The British Government has pledged to ensure the country has the fastest broadband of any major European country by 2015, in a bid to boost the country's creative industries.
The pledge, made by United Kingdom secretary of state for culture, Olympics, media and sport, Jeremy Hunt, was made at Google's offices at the Silicon Roundabout, an area around Old Street and the outskirts of City of London which is home to many technology firms and startups.
"Getting the plumbing right for our digital economy is not just an advantage to consumers — it is also essential for our digital and creative industries, all of whom need reliable high-speed networks to develop and export their products as they move large digital files around the world," Hunt said this week, according to a report from The Guardian.
The country currently has the 14th fastest download speeds in Europe, according to net index tool Ookla, at an average of 17.84 Mbps.
It plans look to boost speeds by deploying fibre-to-the-node technology to two-thirds of the population by 2016, under a strategy aimed at offering "superfast services" of at least 24 Mbps to 90 percent of the country by 2015.
"To really be the best, you have to be the fastest," Hunt said.
The technology would provided a temporary stepping stone to the fibre-to-the-home technology being rolled out to 93 percent of Australian premises under the National Broadband Network, but flies in the face of a recent House of Lords committee report, which urged the Government to more quickly move to FTTH technology and achieve more ambitious targets.
"[The Lords] suggest that fibre to the cabinet is the sum of the government's ambitions," he said.
"They are wrong. Where fibre to the cabinet is the chosen solution, it is most likely to be a temporary stepping stone to fibre to the home."
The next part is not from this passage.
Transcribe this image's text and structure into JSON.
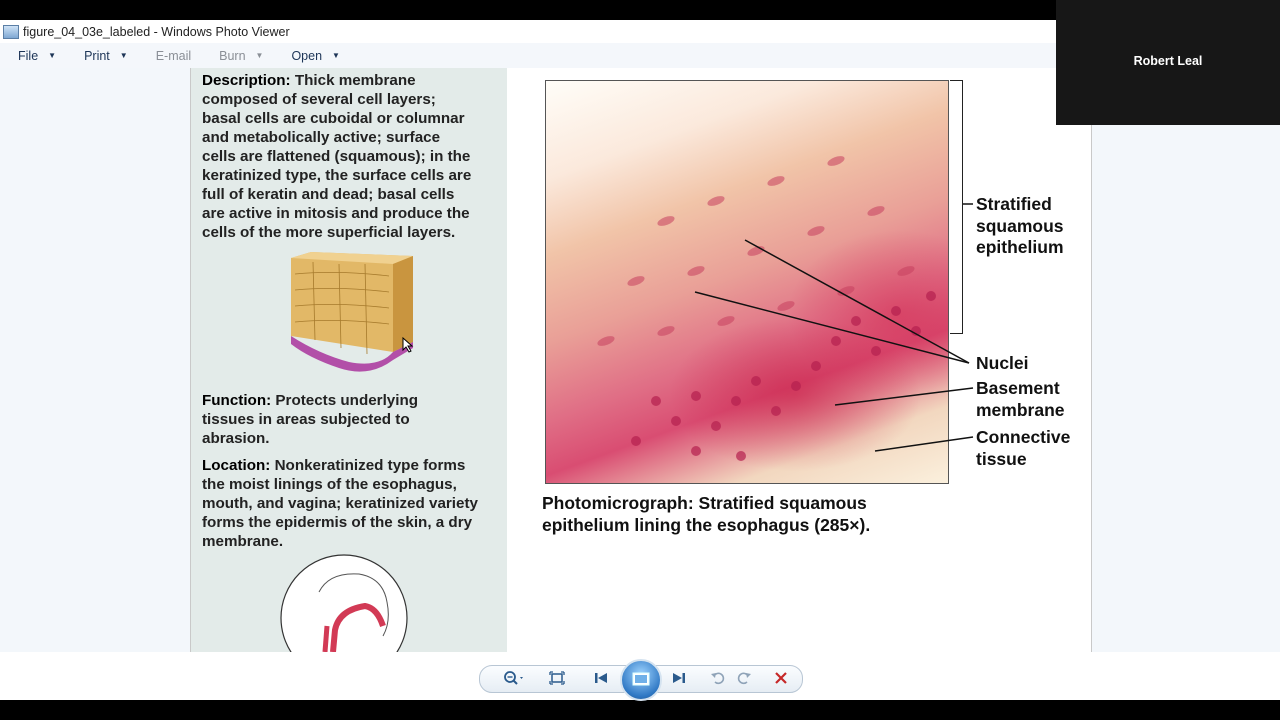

Labour's culture spokeswoman Helen Goodman said the current Government's plan prioritised speed over access, and would mean millions would have to wait at least three more years for a broadband connection.
Hunt's pledge focused on the UK's creative sector, pulling out the country's independent television sector as the largest exporter of its type, and the country's music industry as second largest exporter on the globe.
Those industries, and others in which the country excels such as animation and video games, would increasingly rely on fast broadband, Hunt said, to "move large digital files around the world".